10 octobre 2023
info:eu-repo/semantics/openAccess , https://www.openedition.org/12554
Elena Gualtieri, « Ezra Pound: Fascist Modernism as Committed Literature? », Presses universitaires de la Méditerranée, ID : 10.4000/books.pulm.14468
This article analyses the question of committed literature from an unfamiliar angle, that of the generation of modernist writers who explicitly or implicitly appeared to subscribe to the politics not of the Left, as we commonly understand committed literature to do, but of the Right and of Fascism. Taking Ezra Pound as representative of that generation, the paper analyses some little-known essays Pound wrote between 1938 and 1943 while living in Italy.

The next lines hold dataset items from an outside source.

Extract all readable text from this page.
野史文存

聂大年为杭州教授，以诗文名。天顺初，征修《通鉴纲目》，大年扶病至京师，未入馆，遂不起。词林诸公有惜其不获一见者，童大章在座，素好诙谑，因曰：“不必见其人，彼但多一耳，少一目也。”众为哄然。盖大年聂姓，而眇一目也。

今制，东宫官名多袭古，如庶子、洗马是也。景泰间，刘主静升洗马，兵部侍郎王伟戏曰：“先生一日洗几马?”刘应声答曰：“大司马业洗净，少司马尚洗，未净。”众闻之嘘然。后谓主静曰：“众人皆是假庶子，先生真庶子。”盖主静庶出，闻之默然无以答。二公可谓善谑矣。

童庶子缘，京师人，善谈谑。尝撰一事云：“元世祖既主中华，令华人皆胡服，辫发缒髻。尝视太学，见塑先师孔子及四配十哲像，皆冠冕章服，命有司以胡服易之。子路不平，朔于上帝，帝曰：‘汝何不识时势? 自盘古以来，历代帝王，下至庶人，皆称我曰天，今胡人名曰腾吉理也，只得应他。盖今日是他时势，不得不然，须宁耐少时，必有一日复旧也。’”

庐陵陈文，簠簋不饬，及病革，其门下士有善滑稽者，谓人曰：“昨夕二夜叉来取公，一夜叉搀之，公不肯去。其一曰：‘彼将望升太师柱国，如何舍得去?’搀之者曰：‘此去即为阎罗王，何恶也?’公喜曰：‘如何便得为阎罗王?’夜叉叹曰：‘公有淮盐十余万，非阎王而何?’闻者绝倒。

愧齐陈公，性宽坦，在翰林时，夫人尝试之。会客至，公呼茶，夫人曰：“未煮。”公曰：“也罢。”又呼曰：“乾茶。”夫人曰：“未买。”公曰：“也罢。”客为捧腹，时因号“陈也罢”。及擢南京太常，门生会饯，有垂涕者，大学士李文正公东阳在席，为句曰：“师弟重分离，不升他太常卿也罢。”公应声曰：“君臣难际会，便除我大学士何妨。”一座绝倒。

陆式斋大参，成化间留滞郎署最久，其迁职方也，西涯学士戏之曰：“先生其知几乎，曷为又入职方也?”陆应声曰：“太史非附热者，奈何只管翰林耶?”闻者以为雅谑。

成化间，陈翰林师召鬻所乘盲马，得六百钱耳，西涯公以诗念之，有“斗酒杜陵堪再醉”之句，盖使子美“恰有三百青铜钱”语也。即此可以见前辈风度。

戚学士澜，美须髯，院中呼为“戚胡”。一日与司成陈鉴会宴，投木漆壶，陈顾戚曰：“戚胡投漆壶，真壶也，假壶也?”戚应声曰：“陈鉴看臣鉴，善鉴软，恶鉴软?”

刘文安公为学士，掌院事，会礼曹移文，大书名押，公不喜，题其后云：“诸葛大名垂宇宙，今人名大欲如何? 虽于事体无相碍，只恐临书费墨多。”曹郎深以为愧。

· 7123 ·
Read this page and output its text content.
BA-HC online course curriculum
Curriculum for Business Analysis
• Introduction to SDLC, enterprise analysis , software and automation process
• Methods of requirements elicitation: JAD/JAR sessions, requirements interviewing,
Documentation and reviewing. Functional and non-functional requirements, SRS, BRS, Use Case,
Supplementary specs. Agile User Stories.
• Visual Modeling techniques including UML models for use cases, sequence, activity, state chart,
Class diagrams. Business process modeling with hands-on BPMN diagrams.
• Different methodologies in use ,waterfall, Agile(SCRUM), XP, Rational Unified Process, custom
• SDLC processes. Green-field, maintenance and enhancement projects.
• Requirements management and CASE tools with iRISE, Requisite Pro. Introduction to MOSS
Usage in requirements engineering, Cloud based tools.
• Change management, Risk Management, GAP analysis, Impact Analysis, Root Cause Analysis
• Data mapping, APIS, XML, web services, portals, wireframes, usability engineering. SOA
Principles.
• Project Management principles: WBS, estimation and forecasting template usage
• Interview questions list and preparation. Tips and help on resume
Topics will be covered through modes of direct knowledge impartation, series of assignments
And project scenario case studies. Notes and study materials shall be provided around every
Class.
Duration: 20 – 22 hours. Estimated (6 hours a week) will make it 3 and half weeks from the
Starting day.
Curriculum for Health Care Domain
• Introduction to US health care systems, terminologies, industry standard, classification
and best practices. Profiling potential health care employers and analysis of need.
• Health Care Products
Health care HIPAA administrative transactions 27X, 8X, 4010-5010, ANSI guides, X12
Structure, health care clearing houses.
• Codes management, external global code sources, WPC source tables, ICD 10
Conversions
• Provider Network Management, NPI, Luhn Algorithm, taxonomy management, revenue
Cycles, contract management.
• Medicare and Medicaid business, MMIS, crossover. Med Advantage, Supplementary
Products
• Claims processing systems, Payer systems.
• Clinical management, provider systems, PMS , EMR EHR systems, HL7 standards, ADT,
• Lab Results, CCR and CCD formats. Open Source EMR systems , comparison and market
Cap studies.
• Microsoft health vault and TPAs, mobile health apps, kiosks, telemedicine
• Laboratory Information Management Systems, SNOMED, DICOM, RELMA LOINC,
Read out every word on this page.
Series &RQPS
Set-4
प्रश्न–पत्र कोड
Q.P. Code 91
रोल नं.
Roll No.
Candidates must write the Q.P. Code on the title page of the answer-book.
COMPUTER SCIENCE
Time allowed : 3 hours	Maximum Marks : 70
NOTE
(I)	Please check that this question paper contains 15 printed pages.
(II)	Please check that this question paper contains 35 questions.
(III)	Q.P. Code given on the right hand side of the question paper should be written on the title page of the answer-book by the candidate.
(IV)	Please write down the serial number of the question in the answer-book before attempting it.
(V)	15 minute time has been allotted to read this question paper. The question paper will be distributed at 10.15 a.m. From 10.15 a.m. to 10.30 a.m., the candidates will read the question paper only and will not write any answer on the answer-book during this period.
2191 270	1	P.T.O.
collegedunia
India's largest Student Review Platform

Published in one of the most prominent literary magazines of the Fascist era, Meridiano di Roma, these articles ranged over a series of well-established Poundian motifs, from the question of the Jewish dominance of financial world-markets, to the theory of money proposed by Gesell, to, less often, Pound’s literary judgements on his contemporaries. The article sets these essays in the context of Fascist cultural policy, but then proceeds to ask whether Pound’s own use of Italian does not in fact tell us more about his political commitments and allegiances than the explicit theories of money and state organisation he propounds in the essays written for Meridiano. The essay concludes by suggesting that Pound’s instrumental use of Italian is part of a larger history, on which Pound was silent, but to which he made what is perhaps one of the most ambitious contributions. This history maps the shift in cultural dominance from British to American English, and the corresponding move towards the age of US imperialism. Drawing on Deleuze’s and Guattari’s different notion of committed literature as outlined in their book on Kafka, the article concludes that while Pound’s work can easily be seen as ‘committed’ in those terms, the direction and shape of this commitment is not towards the Fascist regimes of Western Europe, but towards the USA.